Co w sumie nie oznacza, że jej wiarygodność wzrasta, znając sposób w jaki tego typu pisma zdobywają materiały.
Fakt, trzeba uważać koniecznie…
jeżeli chodzi o maseczkę to i ja ją stosowałam ale wyłącznie na nos, ponieważ ma za zadanie powyciągać wągry a w tym zadaniu poradziła sobie u mnie znakomicie 😉
Eksperymenty kochane <3 to tak jak ja wpadłam na pomysł, że skoro płukanka z herbaty przyciemnia włosy, to zostawię ją na całą noc. Rano musiałam kilka razy myć włosy mocno oczyszczającym szamponem, żeby przestały się kleić (nie słodziłam herbaty :D). Drugim z moich cudownych eksperymentów był olejek imbirowy… niby wszystko zgodnie z przepisem, ale po jednym użyciu straciłam więcej włosów niż zwykle w ciągu miesiąca. Nie wiem co było dokładnie powodem, może mam uczulenie na imbir? Tak czy siak już się tego paskudztwa nie dotknę!

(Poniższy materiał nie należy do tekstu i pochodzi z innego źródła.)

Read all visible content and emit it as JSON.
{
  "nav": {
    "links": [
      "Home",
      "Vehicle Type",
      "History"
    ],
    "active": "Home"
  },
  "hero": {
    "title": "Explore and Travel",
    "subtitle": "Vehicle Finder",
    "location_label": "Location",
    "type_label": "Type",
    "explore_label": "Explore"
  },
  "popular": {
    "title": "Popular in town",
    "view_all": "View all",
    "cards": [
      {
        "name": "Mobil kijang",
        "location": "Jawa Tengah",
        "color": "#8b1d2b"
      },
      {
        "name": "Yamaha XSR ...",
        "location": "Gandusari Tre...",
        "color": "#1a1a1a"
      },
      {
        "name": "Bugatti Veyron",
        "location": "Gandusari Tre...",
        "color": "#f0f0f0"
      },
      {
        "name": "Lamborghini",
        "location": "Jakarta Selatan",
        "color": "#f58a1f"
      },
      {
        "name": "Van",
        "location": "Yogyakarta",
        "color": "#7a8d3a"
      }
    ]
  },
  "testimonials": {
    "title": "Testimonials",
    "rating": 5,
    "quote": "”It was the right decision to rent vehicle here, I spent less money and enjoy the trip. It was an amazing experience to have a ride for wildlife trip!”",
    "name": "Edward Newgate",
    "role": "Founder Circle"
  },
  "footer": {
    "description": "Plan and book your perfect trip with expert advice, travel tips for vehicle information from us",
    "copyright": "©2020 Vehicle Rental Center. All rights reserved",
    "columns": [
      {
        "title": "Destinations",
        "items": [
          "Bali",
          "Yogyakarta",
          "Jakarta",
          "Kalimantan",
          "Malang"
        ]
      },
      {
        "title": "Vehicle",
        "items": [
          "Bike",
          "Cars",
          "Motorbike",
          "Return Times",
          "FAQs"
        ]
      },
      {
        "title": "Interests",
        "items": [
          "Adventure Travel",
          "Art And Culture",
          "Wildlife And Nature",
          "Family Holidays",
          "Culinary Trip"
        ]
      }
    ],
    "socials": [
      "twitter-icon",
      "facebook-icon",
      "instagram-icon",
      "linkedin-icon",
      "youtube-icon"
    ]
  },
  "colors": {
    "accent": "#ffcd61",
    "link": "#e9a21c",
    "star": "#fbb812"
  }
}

Ja eksperymentuje ze składnikami i przeróżne domowe sposoby na sobie testuję ale nigdy przenigdy nie zostawiam masek na całą noc, ani na twarzy, ani na włosach! Nawet jeżeli składniki są mi już znane to nigdy nie wiadomo jak skóra zareaguje, kiedy będzie oblepiona tym czymś przez 8 godzin
ja w czasach liceum też zrobiłam sobie maskę z pieprzem cayenne.Pamiętam tylko, że strasznie mnie piekło i szybko zmywałam z głowy, nawet po wysuszeniu mnie paliło. Mama mnie wtedy okrzyczała, że włosy mi wypadną. To pamiętam do dziś. Ale mądra nie jestem, bo jakiś czas temu maseczkę cynamonową na twarz położyłam. W trakcie nakładania już zmywałam, a później z mokrym zimnym ręcznikiem leżałam, czerwona byłam jak burak ;))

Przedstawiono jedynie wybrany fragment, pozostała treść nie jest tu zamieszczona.